I'm referring specifically to his telling a group of his fund-raisers that Obama won by all the federal "gifts" that he bestowed on African-Americans, Hispanics, and young people to ensure their votes.   The 47% syndrome all over again.

Now party leaders are rushing to distance themselves from these remarks and to disagree with his analysis of the election loss.   Gov. Bobby Jindal did it last week.   Now the Romney campaign's own Director of Hispanic Outreach, Carlos Gutierrez, has said: 
“I was shocked. And frankly I don’t think that’s why Republicans lost the election.  I think we lost the election because the far right of this party has taken the party to a place that it doesn’t belong."
Gutierrez added: 
"I don’t know if [Romney] understood that he was saying something that was insulting, [but] the language, the attitude, the body language, that’s what Latinos watch."
I'd wager that Romney didn't have a clue that Latinos would feel insulted -- just as he had no clue that his "47%" remark would create such a backlash.

Sen. Lindsay Graham said about Romney's latest:  “We’re in a big hole. . . .We’re not getting out of it by comments like that. When you’re in a hole, stop digging. He keeps digging."
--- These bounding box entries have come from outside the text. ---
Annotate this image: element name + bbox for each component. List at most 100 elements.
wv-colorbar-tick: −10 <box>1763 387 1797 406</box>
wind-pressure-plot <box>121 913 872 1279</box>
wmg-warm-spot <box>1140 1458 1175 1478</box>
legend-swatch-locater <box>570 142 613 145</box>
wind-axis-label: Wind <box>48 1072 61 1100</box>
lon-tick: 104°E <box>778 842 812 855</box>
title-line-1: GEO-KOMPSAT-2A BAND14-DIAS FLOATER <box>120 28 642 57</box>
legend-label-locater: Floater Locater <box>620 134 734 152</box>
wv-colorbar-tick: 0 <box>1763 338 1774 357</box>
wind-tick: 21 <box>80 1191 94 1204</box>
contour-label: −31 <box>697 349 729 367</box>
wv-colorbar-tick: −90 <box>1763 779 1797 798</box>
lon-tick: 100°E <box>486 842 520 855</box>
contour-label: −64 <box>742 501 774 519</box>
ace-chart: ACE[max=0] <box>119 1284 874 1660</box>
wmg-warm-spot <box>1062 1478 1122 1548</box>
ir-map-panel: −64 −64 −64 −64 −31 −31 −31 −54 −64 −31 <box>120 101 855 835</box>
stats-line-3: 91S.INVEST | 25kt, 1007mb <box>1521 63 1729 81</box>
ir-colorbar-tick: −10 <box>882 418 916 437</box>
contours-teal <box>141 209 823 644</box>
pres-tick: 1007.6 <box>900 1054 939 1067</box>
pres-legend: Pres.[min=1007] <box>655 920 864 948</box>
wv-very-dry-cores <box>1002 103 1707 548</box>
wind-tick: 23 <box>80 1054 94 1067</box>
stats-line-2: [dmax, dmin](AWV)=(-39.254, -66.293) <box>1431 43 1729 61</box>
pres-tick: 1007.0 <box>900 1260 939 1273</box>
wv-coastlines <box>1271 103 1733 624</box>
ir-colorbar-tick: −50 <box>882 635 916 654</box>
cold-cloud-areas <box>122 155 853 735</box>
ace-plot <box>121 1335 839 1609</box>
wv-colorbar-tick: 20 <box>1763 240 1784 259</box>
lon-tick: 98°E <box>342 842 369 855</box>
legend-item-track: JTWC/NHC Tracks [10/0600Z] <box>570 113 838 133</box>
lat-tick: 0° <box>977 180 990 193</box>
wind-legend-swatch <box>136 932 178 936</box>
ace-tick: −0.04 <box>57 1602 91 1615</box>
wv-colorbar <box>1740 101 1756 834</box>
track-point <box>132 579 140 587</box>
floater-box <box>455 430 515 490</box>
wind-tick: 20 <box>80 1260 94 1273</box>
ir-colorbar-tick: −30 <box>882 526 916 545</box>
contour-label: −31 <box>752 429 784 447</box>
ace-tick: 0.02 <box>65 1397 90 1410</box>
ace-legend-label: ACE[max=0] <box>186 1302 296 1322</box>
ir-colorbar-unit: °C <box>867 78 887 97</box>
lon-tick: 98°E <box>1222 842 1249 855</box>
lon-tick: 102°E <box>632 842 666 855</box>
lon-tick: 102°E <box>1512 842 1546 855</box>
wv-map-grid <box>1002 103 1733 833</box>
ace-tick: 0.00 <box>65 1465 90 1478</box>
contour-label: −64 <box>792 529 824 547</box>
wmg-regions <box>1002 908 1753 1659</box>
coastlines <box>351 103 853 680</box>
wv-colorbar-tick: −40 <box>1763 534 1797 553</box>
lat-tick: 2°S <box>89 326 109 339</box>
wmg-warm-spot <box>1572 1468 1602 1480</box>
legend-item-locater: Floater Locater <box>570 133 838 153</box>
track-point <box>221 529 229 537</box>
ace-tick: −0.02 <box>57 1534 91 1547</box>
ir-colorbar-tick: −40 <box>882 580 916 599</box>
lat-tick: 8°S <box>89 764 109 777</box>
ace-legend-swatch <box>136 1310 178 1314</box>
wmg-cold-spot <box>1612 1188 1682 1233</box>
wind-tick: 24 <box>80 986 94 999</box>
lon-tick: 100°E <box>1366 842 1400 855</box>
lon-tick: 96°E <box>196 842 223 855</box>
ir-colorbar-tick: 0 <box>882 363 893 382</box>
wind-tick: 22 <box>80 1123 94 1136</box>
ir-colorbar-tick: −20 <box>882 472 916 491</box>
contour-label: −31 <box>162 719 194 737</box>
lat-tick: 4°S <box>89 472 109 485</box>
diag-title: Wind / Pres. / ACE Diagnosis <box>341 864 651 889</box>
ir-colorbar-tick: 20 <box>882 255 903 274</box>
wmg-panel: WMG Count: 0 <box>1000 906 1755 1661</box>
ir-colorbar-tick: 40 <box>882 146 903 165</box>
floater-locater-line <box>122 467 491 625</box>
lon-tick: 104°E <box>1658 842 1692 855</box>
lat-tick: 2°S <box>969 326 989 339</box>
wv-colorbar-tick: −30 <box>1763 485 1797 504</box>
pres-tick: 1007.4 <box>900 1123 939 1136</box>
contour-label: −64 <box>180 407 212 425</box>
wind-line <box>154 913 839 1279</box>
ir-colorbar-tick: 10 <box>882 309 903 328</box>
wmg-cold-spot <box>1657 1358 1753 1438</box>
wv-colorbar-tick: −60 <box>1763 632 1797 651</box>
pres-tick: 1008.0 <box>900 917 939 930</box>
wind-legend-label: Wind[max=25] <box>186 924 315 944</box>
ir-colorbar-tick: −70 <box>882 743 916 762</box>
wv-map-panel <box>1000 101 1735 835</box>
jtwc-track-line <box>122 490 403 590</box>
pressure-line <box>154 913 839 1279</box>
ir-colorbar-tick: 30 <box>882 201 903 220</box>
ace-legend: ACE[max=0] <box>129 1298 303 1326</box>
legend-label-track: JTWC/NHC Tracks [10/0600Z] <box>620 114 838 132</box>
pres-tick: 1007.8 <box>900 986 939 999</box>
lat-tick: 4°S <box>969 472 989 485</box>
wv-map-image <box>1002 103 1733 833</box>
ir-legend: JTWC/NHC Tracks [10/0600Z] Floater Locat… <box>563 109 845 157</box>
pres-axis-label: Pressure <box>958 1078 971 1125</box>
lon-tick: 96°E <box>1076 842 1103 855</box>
It just reinforces what has been true throughout the campaign.   Mitt Romney may be a very compassionate man -- for those who are in his social world or within his purview of moral and social standards.   But outside his narrow world, he either does now understand or his self-righteous priggishness just takes over.

He should do himself a favor.  Take a long vacation, away from any reporters or recording devices.   Just shut up.